Las Vegas permitting: FAQ
How long does plan review take for a new home in the Las Vegas area?
In unincorporated Clark County, the published first-review goal for a custom single-family home or standard plan is 21 calendar days, and 14 days for minor residential work (Clark County Building & Fire Prevention). These are first-review goals, not total time to permit — plans that draw corrections take longer.
What happens if my plans need corrections?
Clark County targets 10 days for each revision or correction review (Clark County Building & Fire Prevention). Because complex plans often go through multiple rounds, total time to approval can run well beyond the initial 21-day target.
Can I pay to speed up a City of Las Vegas review?
Yes — the city offers Express Plan Review for a $550 nonrefundable admin fee plus $660 per review per discipline, on top of standard fees (City of Las Vegas, Express Plan Review). The city advertises roughly 2-week turnarounds, or 2.5 weeks for structural, for this expedited service.
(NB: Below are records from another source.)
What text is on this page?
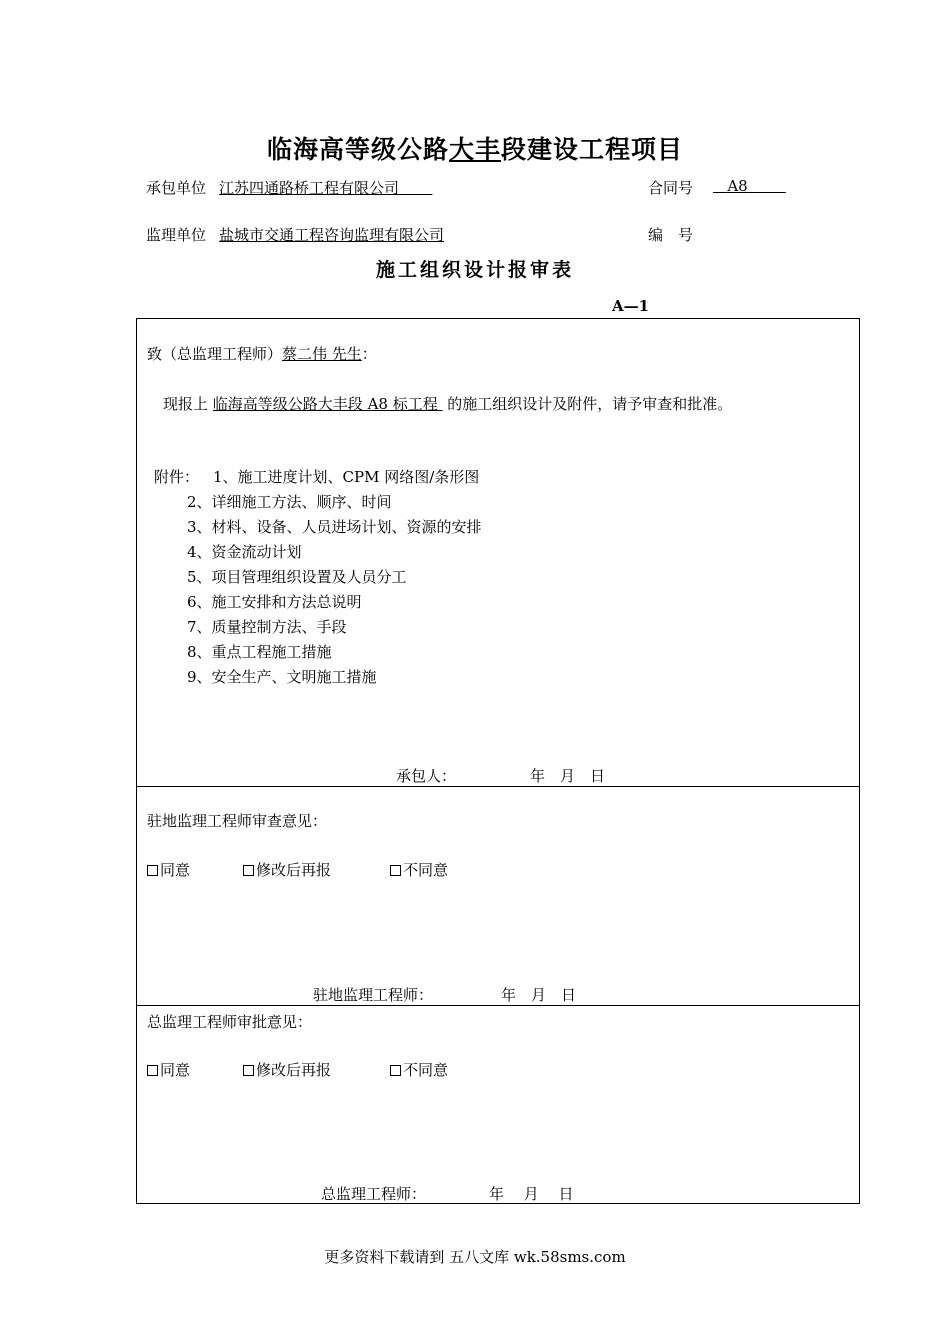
临海高等级公路大丰段建设工程项目
承包单位 江苏四通路桥工程有限公司	合同号	A8
监理单位 盐城市交通工程咨询监理有限公司	编　号
施工组织设计报审表
A—1
致（总监理工程师）蔡二伟 先生：
现报上 临海高等级公路大丰段 A8 标工程 的施工组织设计及附件，请予审查和批准。
附件： 1、施工进度计划、CPM 网络图/条形图
2、详细施工方法、顺序、时间
3、材料、设备、人员进场计划、资源的安排
4、资金流动计划
5、项目管理组织设置及人员分工
6、施工安排和方法总说明
7、质量控制方法、手段
8、重点工程施工措施
9、安全生产、文明施工措施
承包人：	年　月　日
驻地监理工程师审查意见：
同意	修改后再报	不同意
驻地监理工程师：	年　月　日
总监理工程师审批意见：
同意	修改后再报	不同意
总监理工程师：	年　 月　 日
更多资料下载请到 五八文库 wk.58sms.com
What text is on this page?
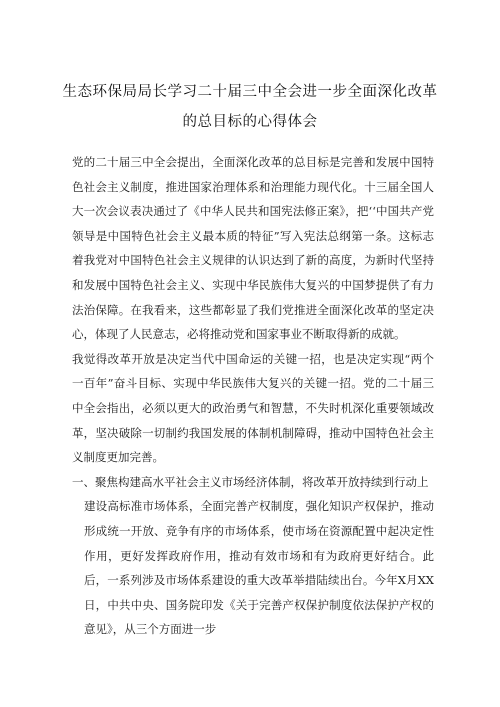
生态环保局局长学习二十届三中全会进一步全面深化改革
的总目标的心得体会

党的二十届三中全会提出，全面深化改革的总目标是完善和发展中国特色社会主义制度，推进国家治理体系和治理能力现代化。十三届全国人大一次会议表决通过了《中华人民共和国宪法修正案》，把‘‘中国共产党领导是中国特色社会主义最本质的特征”写入宪法总纲第一条。这标志着我党对中国特色社会主义规律的认识达到了新的高度，为新时代坚持和发展中国特色社会主义、实现中华民族伟大复兴的中国梦提供了有力法治保障。在我看来，这些都彰显了我们党推进全面深化改革的坚定决心，体现了人民意志，必将推动党和国家事业不断取得新的成就。

我觉得改革开放是决定当代中国命运的关键一招，也是决定实现“两个一百年”奋斗目标、实现中华民族伟大复兴的关键一招。党的二十届三中全会指出，必须以更大的政治勇气和智慧，不失时机深化重要领域改革，坚决破除一切制约我国发展的体制机制障碍，推动中国特色社会主义制度更加完善。

一、聚焦构建高水平社会主义市场经济体制，将改革开放持续到行动上

建设高标准市场体系，全面完善产权制度，强化知识产权保护，推动形成统一开放、竞争有序的市场体系，使市场在资源配置中起决定性作用，更好发挥政府作用，推动有效市场和有为政府更好结合。此后，一系列涉及市场体系建设的重大改革举措陆续出台。今年X月XX日，中共中央、国务院印发《关于完善产权保护制度依法保护产权的意见》，从三个方面进一步
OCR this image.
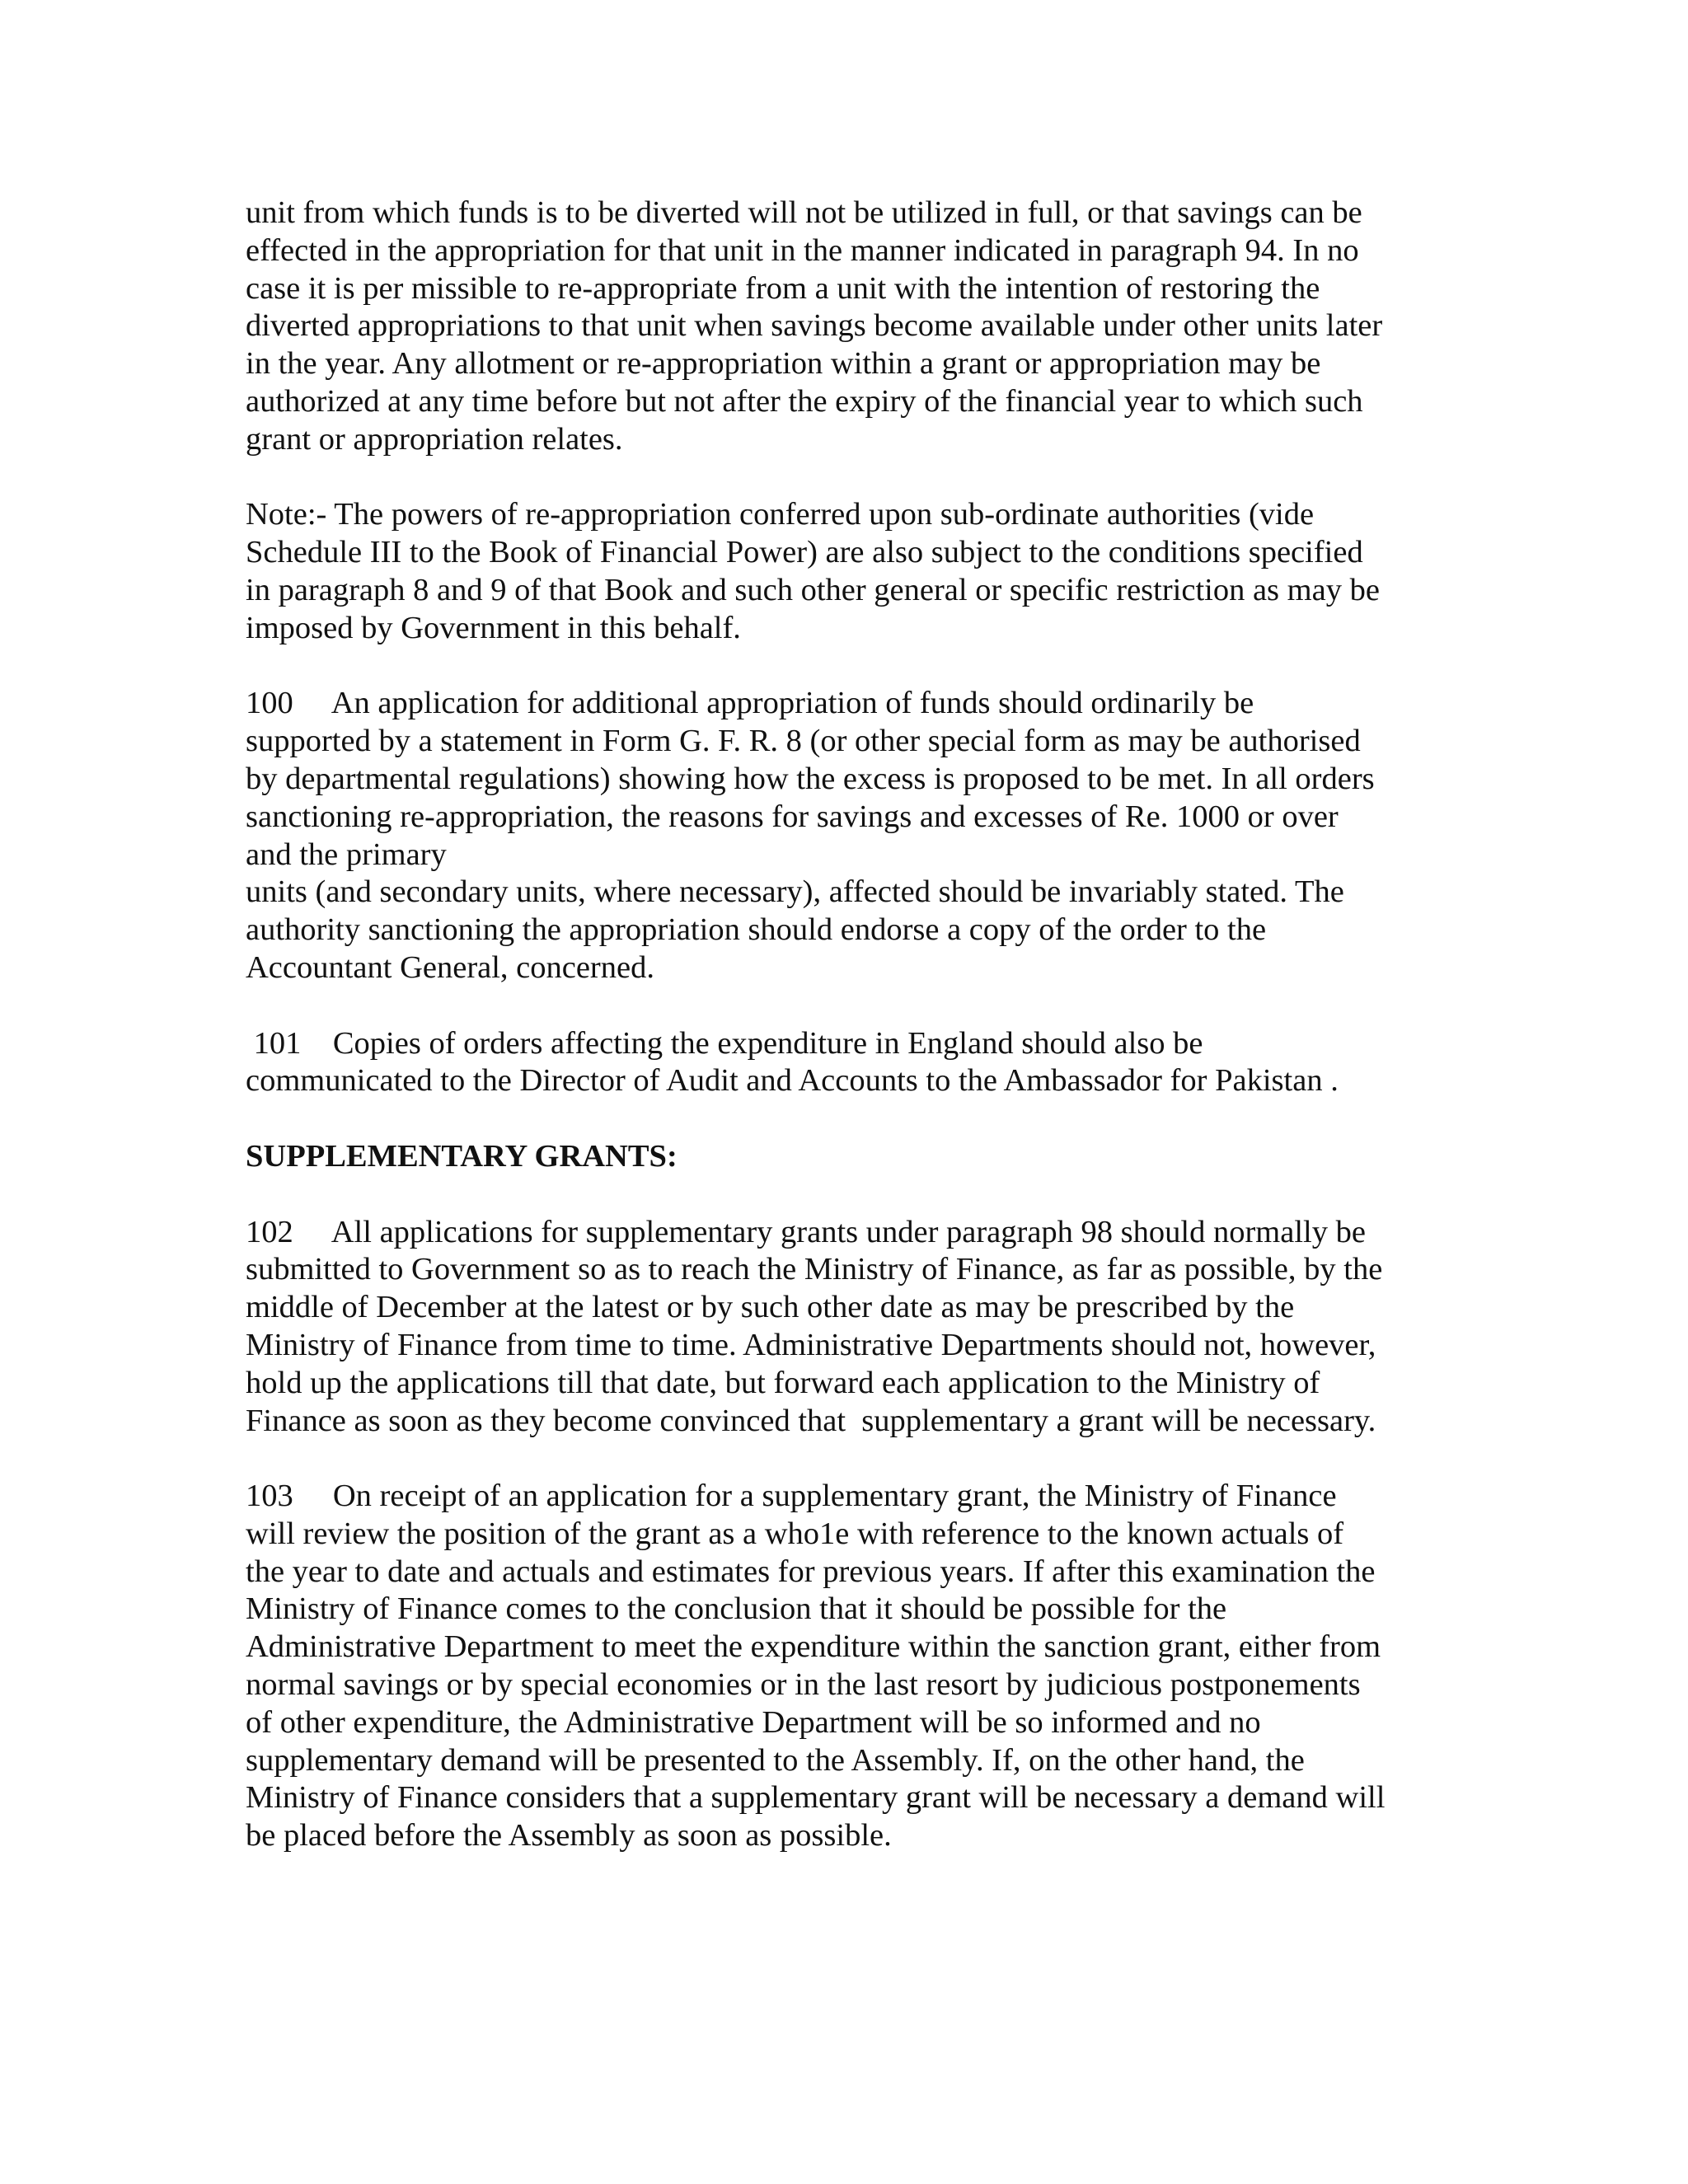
unit from which funds is to be diverted will not be utilized in full, or that savings can be
effected in the appropriation for that unit in the manner indicated in paragraph 94. In no
case it is per missible to re-appropriate from a unit with the intention of restoring the
diverted appropriations to that unit when savings become available under other units later
in the year. Any allotment or re-appropriation within a grant or appropriation may be
authorized at any time before but not after the expiry of the financial year to which such
grant or appropriation relates.
Note:- The powers of re-appropriation conferred upon sub-ordinate authorities (vide
Schedule III to the Book of Financial Power) are also subject to the conditions specified
in paragraph 8 and 9 of that Book and such other general or specific restriction as may be
imposed by Government in this behalf.
100     An application for additional appropriation of funds should ordinarily be
supported by a statement in Form G. F. R. 8 (or other special form as may be authorised
by departmental regulations) showing how the excess is proposed to be met. In all orders
sanctioning re-appropriation, the reasons for savings and excesses of Re. 1000 or over
and the primary
units (and secondary units, where necessary), affected should be invariably stated. The
authority sanctioning the appropriation should endorse a copy of the order to the
Accountant General, concerned.
101    Copies of orders affecting the expenditure in England should also be
communicated to the Director of Audit and Accounts to the Ambassador for Pakistan .
SUPPLEMENTARY GRANTS:
102     All applications for supplementary grants under paragraph 98 should normally be
submitted to Government so as to reach the Ministry of Finance, as far as possible, by the
middle of December at the latest or by such other date as may be prescribed by the
Ministry of Finance from time to time. Administrative Departments should not, however,
hold up the applications till that date, but forward each application to the Ministry of
Finance as soon as they become convinced that  supplementary a grant will be necessary.
103     On receipt of an application for a supplementary grant, the Ministry of Finance
will review the position of the grant as a who1e with reference to the known actuals of
the year to date and actuals and estimates for previous years. If after this examination the
Ministry of Finance comes to the conclusion that it should be possible for the
Administrative Department to meet the expenditure within the sanction grant, either from
normal savings or by special economies or in the last resort by judicious postponements
of other expenditure, the Administrative Department will be so informed and no
supplementary demand will be presented to the Assembly. If, on the other hand, the
Ministry of Finance considers that a supplementary grant will be necessary a demand will
be placed before the Assembly as soon as possible.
How much residential construction does Clark County process?
Clark County authorized 12,277 single-family building permits in 2024, with a combined valuation of about $3.34 billion, up from 10,087 in 2023 (U.S. Census Building Permits Survey, 2024). That reflects a high and growing review workload.
Sources
All figures on this page are drawn from Plan Review Timeframes — Clark County (NV) Department of Building & Fire Prevention. Published first-review goals for unincorporated Clark County — where most valley home construction occurs — plus the City of Las Vegas Building & Safety's expedited Express Plan Review. www.clarkcountynv.gov/government/departments/building___fire_prevention/plan_review/plan-review-timelines. Specific tables, reports, and pages are cited inline with each figure above.
Clark County's day figures are official first-review goals, not guaranteed or measured turnaround times; total time to an issued permit depends on the number of correction cycles and is not published as a single metric. The City of Las Vegas publishes targets only for its paid Express Plan Review service, so a comparable standard-queue turnaround for the city could not be verified, and Census counts measure permit volume rather than review speed.